Published February 6, 2011

THE arrest of four persons linked to a sales tax fraud underlines the rampant corruption in the Federal Bureau of Revenue and legal loopholes offering incentives to the crooked. It exposes ineffectiveness of the efforts of successive governments to reform the corrupt tax administration and a defective tax policy. Tax frauds are not new to this country. Nor are they uncommon. In 2005, for example, the government ended up refunding Rs60bn in sales tax claims against the collection of Rs50bn. The official response was strange. It exempted major industries from the sales tax rather than bringing the swindlers to justice and correcting the system's inadequacies.

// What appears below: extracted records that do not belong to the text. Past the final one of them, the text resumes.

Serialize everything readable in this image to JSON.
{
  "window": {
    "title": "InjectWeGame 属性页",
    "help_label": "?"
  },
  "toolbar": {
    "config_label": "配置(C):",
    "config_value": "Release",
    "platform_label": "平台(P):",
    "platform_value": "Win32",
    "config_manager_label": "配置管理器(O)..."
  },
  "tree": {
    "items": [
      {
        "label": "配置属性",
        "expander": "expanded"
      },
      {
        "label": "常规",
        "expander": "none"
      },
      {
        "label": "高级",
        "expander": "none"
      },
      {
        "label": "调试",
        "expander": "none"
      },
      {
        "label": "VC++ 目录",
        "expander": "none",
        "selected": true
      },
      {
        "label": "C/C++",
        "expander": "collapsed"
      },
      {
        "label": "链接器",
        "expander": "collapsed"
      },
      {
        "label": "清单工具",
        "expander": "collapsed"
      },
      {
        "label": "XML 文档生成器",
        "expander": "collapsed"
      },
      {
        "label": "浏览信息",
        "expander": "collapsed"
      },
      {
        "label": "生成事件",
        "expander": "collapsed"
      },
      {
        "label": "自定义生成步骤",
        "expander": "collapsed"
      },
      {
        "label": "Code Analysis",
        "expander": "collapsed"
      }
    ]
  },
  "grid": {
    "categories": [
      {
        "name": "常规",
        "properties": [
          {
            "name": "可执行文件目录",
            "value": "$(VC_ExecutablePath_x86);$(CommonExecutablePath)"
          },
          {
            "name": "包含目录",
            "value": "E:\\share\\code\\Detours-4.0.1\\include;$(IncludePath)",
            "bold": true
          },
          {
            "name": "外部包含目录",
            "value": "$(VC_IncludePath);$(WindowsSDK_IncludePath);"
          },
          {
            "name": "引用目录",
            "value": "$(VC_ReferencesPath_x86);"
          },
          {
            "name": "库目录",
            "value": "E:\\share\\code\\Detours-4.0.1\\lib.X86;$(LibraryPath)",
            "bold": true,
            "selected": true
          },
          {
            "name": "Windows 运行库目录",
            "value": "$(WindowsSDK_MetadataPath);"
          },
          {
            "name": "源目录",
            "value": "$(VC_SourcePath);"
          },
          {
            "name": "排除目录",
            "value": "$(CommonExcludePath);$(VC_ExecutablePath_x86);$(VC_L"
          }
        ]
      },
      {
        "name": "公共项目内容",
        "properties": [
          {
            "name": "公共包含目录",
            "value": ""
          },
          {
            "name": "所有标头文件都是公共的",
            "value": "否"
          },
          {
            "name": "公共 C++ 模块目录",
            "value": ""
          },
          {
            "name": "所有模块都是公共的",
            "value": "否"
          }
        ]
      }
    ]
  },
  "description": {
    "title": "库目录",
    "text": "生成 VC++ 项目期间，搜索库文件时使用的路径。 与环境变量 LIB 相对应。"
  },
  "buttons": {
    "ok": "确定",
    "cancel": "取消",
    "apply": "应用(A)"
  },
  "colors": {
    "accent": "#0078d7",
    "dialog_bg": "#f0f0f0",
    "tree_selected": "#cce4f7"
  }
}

Tax frauds of such magnitude are not possible without the connivance of a corrupt official machinery and lacunas in tax laws. This was also highlighted in a recent report of the federal tax ombudsman investigating pilferage of containers entering Pakistan under the transit trade pact with Afghanistan. The ombudsman's report pointed out that the pilferage had caused a whopping loss of Rs37bn to the exchequer in four years. It said this magnitude of fraud was not possible without the help of customs officials and lack of checks. If the past is anything to go by, all those involved in causing losses of billions of rupees to the exchequer, and their abetters in the FBR, will escape punishment for their crime. There does not appear to be any precedent where a person or official involved in tax fraud has done time in jail. Little wonder then that the tax gap — simply put, the difference between tax owed and tax paid on time — has increased to 79 per cent in Pakistan against nine per cent in the UK and 22 per cent in the US. According to the World Bank's Pakistan Tax Policy Report 2009, the amount of tax evaded in 2007-08 stood at Rs796bn

Tax pilferage — evasion and avoidance — is common across the world. But it is the extent of pilferage that is shaking the very foundations of Pakistan's fiscal policy at the cost of the common people. The effects of tax pilferage can be far-reaching for government revenues as well as society because it leads to growth in the black economy and speculative investments. Incentives to pay taxes honestly lose their lustre. The government is also forced to impose more taxes, mostly indirect levies burdening the poor and the fixed-income segments of society, to raise revenues. It is, therefore, imperative to curb tax pilferage. That will not be possible unless tax administration and policy are revamped and tax fraud is treated as a very serious crime.